ICLR Workshop Challenge #2: Radiant Earth Computer Vision for Crop Detection from Satellite Imagery
$7,000 USD
Identify crop type using satellite imagery, and win a trip to present your work at ICLR 2020 in Addis Ababa.
3 February–15 March 2020 23:59
274 data scientists enrolled, 39 on the leaderboard
Field ids
published 8 Feb 2020, 14:08
edited 27 minutes later

Hi @Johnowhitaker

Sorry for a possibly dumb question. The field id provided has values of 0 also. So those are to be ignored ?

On running this code:

import rasterio

import numpy as np

from rasterio.plot import show

for i in range(4):

fp_path1=f'/content/drive/My Drive/ICLR_SEG/0{i}/{i}_field_id.tif'.format(i)

raster1 = rasterio.open(fp_path1)

band1=raster1.read(1)

print(f'Total number of fields in tile {i} is:'.format(i),np.unique(band1[np.where(band1!=0)]).shape[0])

The output is:

Total number of fields in tile 0 is: 591

Total number of fields in tile 1 is: 757

Total number of fields in tile 2 is: 256

Total number of fields in tile 3 is: 3084

Adding these the total field images are coming to be 4688. That is less than 4797 which is mentioned. What am I missing?

Would request your kind reply?

Hmm, I hadn't noticed the discrepancy. To be honest I haven't looked much at this challenge yet. I had a few missing predictions (must be the missing fields) and just filled the 34 missing values with 1/7 ¯\_(ツ)_/¯

I'll see what's up on Monday - for now, I'd say just ignore those few missing ones.

Thanks a lot for your prompt response

edited 10 minutes later

Thanks Aninda for raising this. I'm seeing the same issue of getting 4,688 as the total for unique Field IDs (except 0).

In the test set, there are these 34 missing unique field IDs in the combined field_id.tif files compared what's listed in the SampleSub.csv:

[64, 140, 274, 354, 784, 917, 985, 1401, 1516, 1581, 2092, 2307, 2546, 2555, 2562, 2812, 3084, 3144, 3318, 3458, 3838, 3965, 3966, 3990, 4096, 4098, 4212, 4279, 4280, 4351, 4361, 4366, 4709, 4778]

Assuming the complete set of Field IDs is meant to range from 1 to 4797, the other 75 missing IDs in the train set:

[ 7, 21, 48, 113, 266, 275, 349, 530, 1062, 1179, 1338, 1445, 1459, 1684, 1766, 1777, 1796, 1903, 1928, 1937, 2042, 2076, 2091, 2120, 2121, 2590, 2599, 2735, 2792, 2937, 2951, 2973, 3043, 3050, 3077, 3157, 3228, 3339, 3346, 3363, 3388, 3390, 3496, 3519, 3534, 3569, 3588, 3591, 3645, 3659, 3685, 3763, 3825, 3831, 3855, 3887, 3892, 3958, 4043, 4063, 4095, 4114, 4199, 4285, 4304, 4317, 4318, 4338, 4375, 4376, 4446, 4528, 4603, 4689, 4704]

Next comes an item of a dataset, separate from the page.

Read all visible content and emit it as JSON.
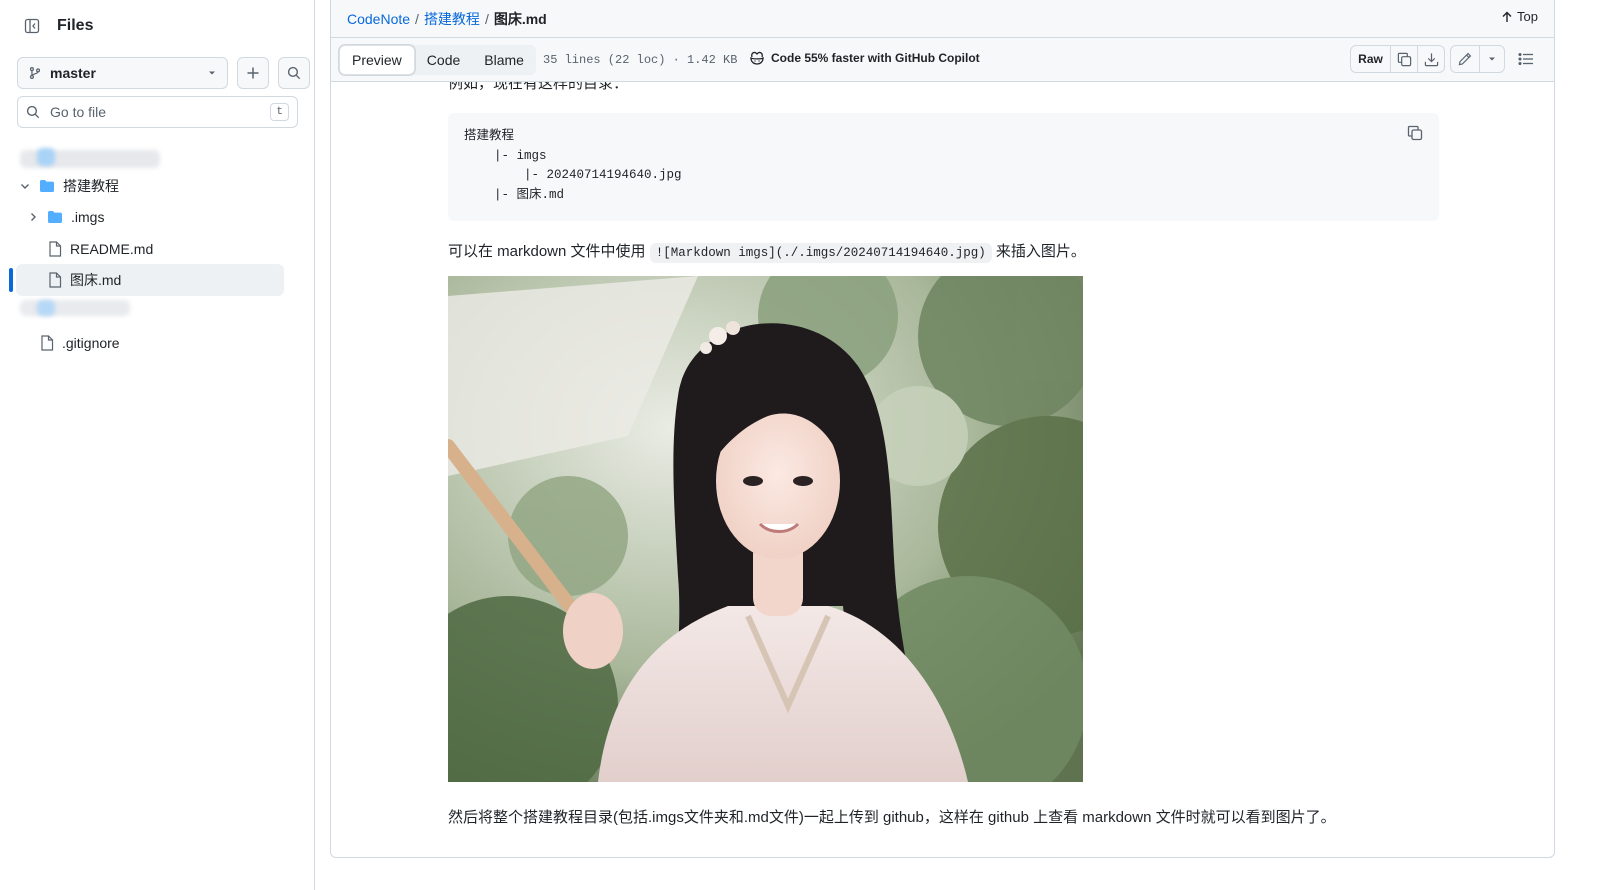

hmm, also to add to the above, is it correct that most of the 'fields' are only a few pixels in size? When I was looking at the field_id tile it seems there's a lot of pixels with id 0 and for ids > 0 there are usually only around <10 pixels for each...?

Thanks Dave for bringing this out. I am little bit confused with

Thanks wwymak for this. This is another thing in data which was not very clear to me. Looking forward for someone in the leaderboard to kindly explain.

edited less than a minute later

We are looking into this and will share an update soon.

We have the correct number for fields in the vector layers of ground reference data, and that’s where we generated the field IDs list from (for both training and test). But some of the fields have a very narrow and long shape (while the area is large) and during rasterization they get no pixels. The width of the fields are less than a pixel of Sentinel-2. This caused the fields to disappear in the data shared with users. So our conclusion was to drop them from the list of train and test as they cannot be mapped to Sentinel-2 grid.

There are now 3,286 fields in the train and 1,402 fields in the test.

Thank you for bringing this to our attention and good luck with the challenge!